According to Professor Ramana, the timing does not add up either. New nuclear reactors take many years to build, and historically, most have been significantly delayed. Small modular reactors, the technology most frequently cited by tech companies, have never been successfully built anywhere in the world. There is no realistic nuclear pathway that meets today's AI energy demand.

"I would suspect that the few hundred million dollars actually comes out of their public relations budget rather than their energy budget. It's much more about keeping the public discourse under control."

What is really happening is a narrative strategy. The AI industry is watching and has responded by positioning nuclear power as its alibi, a future-tense promise that allows data center construction to continue unimpeded today.

The danger is not only environmental

The radioactive violence of the nuclear age has always been inseparable from militarism, and AI is accelerating that connection. 

From the use of AI-assisted targeting systems in Gaza, like "Lavender" that identified people for bombing, often in their own homes, and "Where's Daddy," designed to track when targets were with their families, to the integration of AI into nuclear command-and-control systems, this technology is being built into the machinery of mass killing at speed.

The people developing these tools talk explicitly about speed as the goal. Where it once took six months and a team of fifty people to generate a target list, AI can do the same work in two weeks, one person. This is not progress. This is the industrialisation of killing, and it demands the same abolition response we bring to nuclear weapons themselves.

What we are called to do

Professor Brevini named what this moment requires: building a movement that connects Indigenous and environmental groups, and those fighting for a world without nuclear weapons. 

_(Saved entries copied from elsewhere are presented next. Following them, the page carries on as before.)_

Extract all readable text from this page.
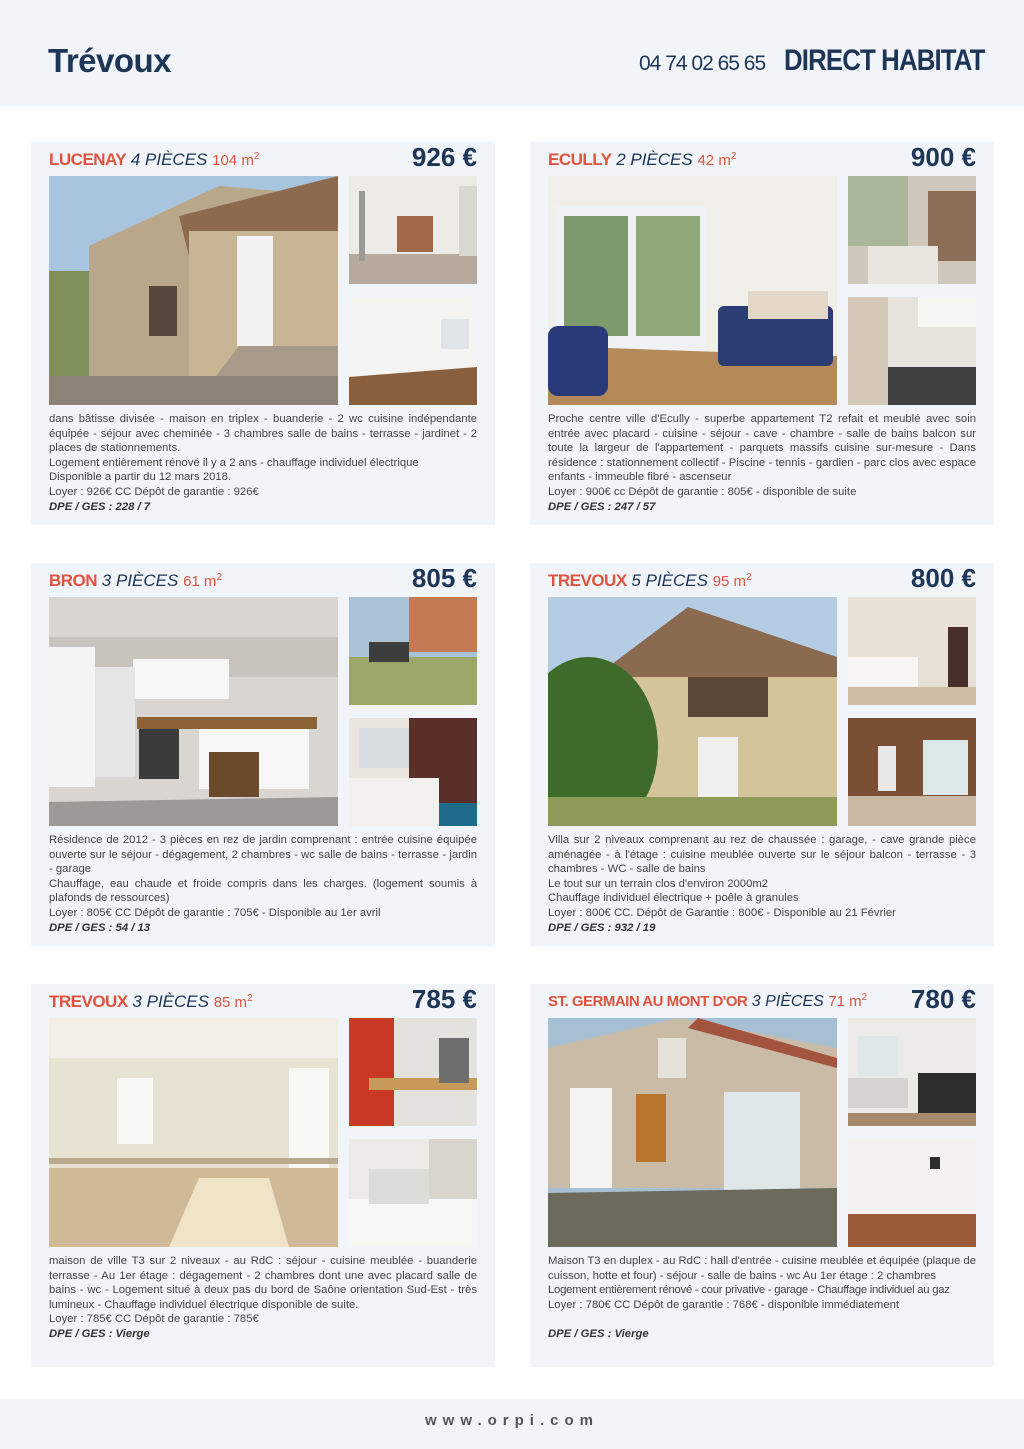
Trévoux	04 74 02 65 65 DIRECT HABITAT
LUCENAY 4 PIÈCES 104 $m^2$	926 €

dans bâtisse divisée - maison en triplex - buanderie - 2 wc cuisine indépendante équipée - séjour avec cheminée - 3 chambres salle de bains - terrasse - jardinet - 2 places de stationnements.

Logement entièrement rénové il y a 2 ans - chauffage individuel électrique

Disponible a partir du 12 mars 2018.

Loyer : 926€ CC Dépôt de garantie : 926€

DPE / GES : 228 / 7

ECULLY 2 PIÈCES 42 $m^2$	900 €

Proche centre ville d'Ecully - superbe appartement T2 refait et meublé avec soin entrée avec placard - cuisine - séjour - cave - chambre - salle de bains balcon sur toute la largeur de l'appartement - parquets massifs cuisine sur-mesure - Dans résidence : stationnement collectif - Piscine - tennis - gardien - parc clos avec espace enfants - immeuble fibré - ascenseur

Loyer : 900€ cc Dépôt de garantie : 805€ - disponible de suite

DPE / GES : 247 / 57

BRON 3 PIÈCES 61 $m^2$	805 €

Résidence de 2012 - 3 pièces en rez de jardin comprenant : entrée cuisine équipée ouverte sur le séjour - dégagement, 2 chambres - wc salle de bains - terrasse - jardin - garage

Chauffage, eau chaude et froide compris dans les charges. (logement soumis à plafonds de ressources)

Loyer : 805€ CC Dépôt de garantie : 705€ - Disponible au 1er avril

DPE / GES : 54 / 13

TREVOUX 5 PIÈCES 95 $m^2$	800 €

Villa sur 2 niveaux comprenant au rez de chaussée : garage, - cave grande pièce aménagée - à l'étage : cuisine meublée ouverte sur le séjour balcon - terrasse - 3 chambres - WC - salle de bains

Le tout sur un terrain clos d'environ 2000m2

Chauffage individuel électrique + poêle à granules

Loyer : 800€ CC. Dépôt de Garantie : 800€ - Disponible au 21 Février

DPE / GES : 932 / 19

TREVOUX 3 PIÈCES 85 $m^2$	785 €

maison de ville T3 sur 2 niveaux - au RdC : séjour - cuisine meublée - buanderie terrasse - Au 1er étage : dégagement - 2 chambres dont une avec placard salle de bains - wc - Logement situé à deux pas du bord de Saône orientation Sud-Est - très lumineux - Chauffage individuel électrique disponible de suite.

Loyer : 785€ CC Dépôt de garantie : 785€

DPE / GES : Vierge

ST. GERMAIN AU MONT D'OR 3 PIÈCES 71 $m^2$ 780 €

Maison T3 en duplex - au RdC : hall d'entrée - cuisine meublée et équipée (plaque de cuisson, hotte et four) - séjour - salle de bains - wc Au 1er étage : 2 chambres

Logement entièrement rénové - cour privative - garage - Chauffage individuel au gaz

Loyer : 780€ CC Dépôt de garantie : 768€ - disponible immédiatement

DPE / GES : Vierge

www.orpi.com
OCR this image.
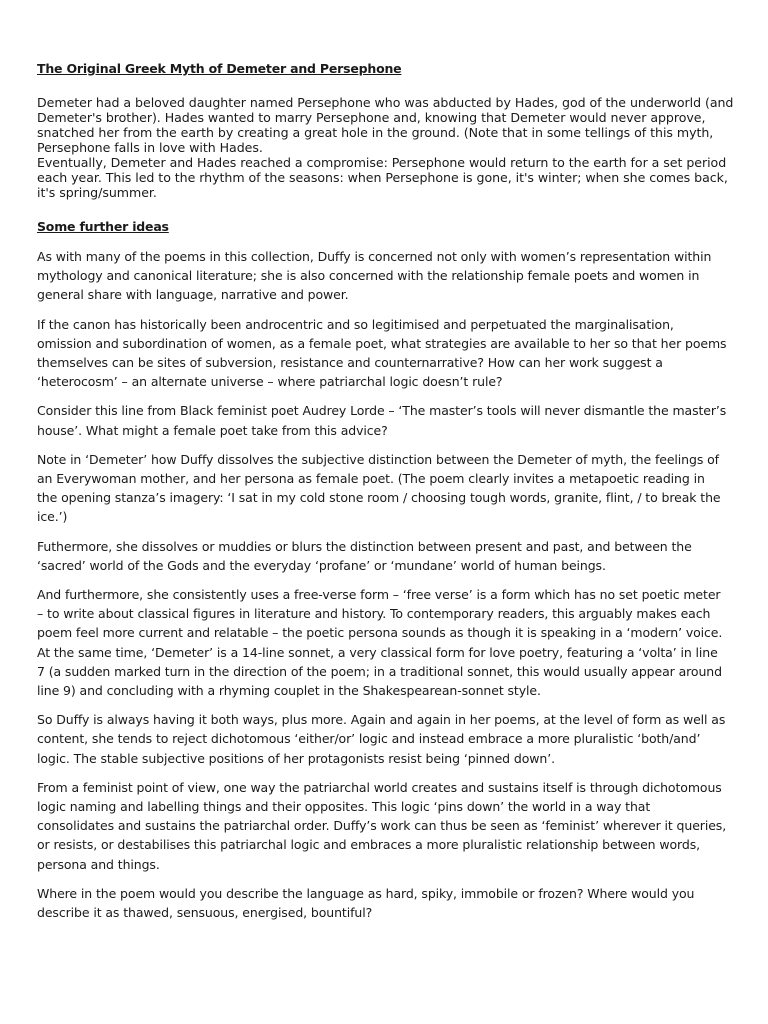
The Original Greek Myth of Demeter and Persephone

Demeter had a beloved daughter named Persephone who was abducted by Hades, god of the underworld (and Demeter's brother). Hades wanted to marry Persephone and, knowing that Demeter would never approve, snatched her from the earth by creating a great hole in the ground. (Note that in some tellings of this myth, Persephone falls in love with Hades.

Eventually, Demeter and Hades reached a compromise: Persephone would return to the earth for a set period each year. This led to the rhythm of the seasons: when Persephone is gone, it's winter; when she comes back, it's spring/summer.

Some further ideas

As with many of the poems in this collection, Duffy is concerned not only with women’s representation within mythology and canonical literature; she is also concerned with the relationship female poets and women in general share with language, narrative and power.

If the canon has historically been androcentric and so legitimised and perpetuated the marginalisation, omission and subordination of women, as a female poet, what strategies are available to her so that her poems themselves can be sites of subversion, resistance and counternarrative? How can her work suggest a ‘heterocosm’ – an alternate universe – where patriarchal logic doesn’t rule?

Consider this line from Black feminist poet Audrey Lorde – ‘The master’s tools will never dismantle the master’s house’. What might a female poet take from this advice?

Note in ‘Demeter’ how Duffy dissolves the subjective distinction between the Demeter of myth, the feelings of an Everywoman mother, and her persona as female poet. (The poem clearly invites a metapoetic reading in the opening stanza’s imagery: ‘I sat in my cold stone room / choosing tough words, granite, flint, / to break the ice.’)

Futhermore, she dissolves or muddies or blurs the distinction between present and past, and between the ‘sacred’ world of the Gods and the everyday ‘profane’ or ‘mundane’ world of human beings.

And furthermore, she consistently uses a free-verse form – ‘free verse’ is a form which has no set poetic meter – to write about classical figures in literature and history. To contemporary readers, this arguably makes each poem feel more current and relatable – the poetic persona sounds as though it is speaking in a ‘modern’ voice. At the same time, ‘Demeter’ is a 14-line sonnet, a very classical form for love poetry, featuring a ‘volta’ in line 7 (a sudden marked turn in the direction of the poem; in a traditional sonnet, this would usually appear around line 9) and concluding with a rhyming couplet in the Shakespearean-sonnet style.

So Duffy is always having it both ways, plus more. Again and again in her poems, at the level of form as well as content, she tends to reject dichotomous ‘either/or’ logic and instead embrace a more pluralistic ‘both/and’ logic. The stable subjective positions of her protagonists resist being ‘pinned down’.

From a feminist point of view, one way the patriarchal world creates and sustains itself is through dichotomous logic naming and labelling things and their opposites. This logic ‘pins down’ the world in a way that consolidates and sustains the patriarchal order. Duffy’s work can thus be seen as ‘feminist’ wherever it queries, or resists, or destabilises this patriarchal logic and embraces a more pluralistic relationship between words, persona and things.

Where in the poem would you describe the language as hard, spiky, immobile or frozen? Where would you describe it as thawed, sensuous, energised, bountiful?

"We have to actually keep calling these mythologies for what they are... we need to make sure that this is actually generating a movement that brings together indigenous groups, environmental groups, tech anti-big tech groups, you know, the no kings groups because this is the type of capitalism that is damaging humanity at multiple levels."

The logic of AI capitalism and nuclear capitalism is the same logic, accumulation at the expense of frontline communities, ecological limits treated as obstacles, and the public bearing costs while private actors pocket the gains.

We are seeing resistance. Communities across the United States are organising against data center construction. Young people are recognising the cognitive and ecological costs of generative AI. Civil society is reclaiming the right to ask: who decides what technologies are built, where, and at whose expense? As Professor Brevini states:

"If we really embrace this understanding of non-market forms of value, the logic of repair, the values of care that indigenous knowledge especially has been bringing to us as a kind of stewardship and guidance of how actually to manage and how to thrive as humans with environment,  I think that actually we can find answers to how to manage and how to dispel this idea that AI is something that can ever be sustainable." 

The Nuclear Truth Project's commitment to our Protocols: Rights, Respect and Reciprocity is not a niche concern within nuclear policy. It is the framework that every technology conversation requires. 

Affected communities are not subjects of study or problems to be managed. They hold lived expertise that must be centered, whether we are talking about radioactive contamination in the Marshall Islands, lithium mining in Western Australia, or e-waste dumps outside Nairobi, Kenya.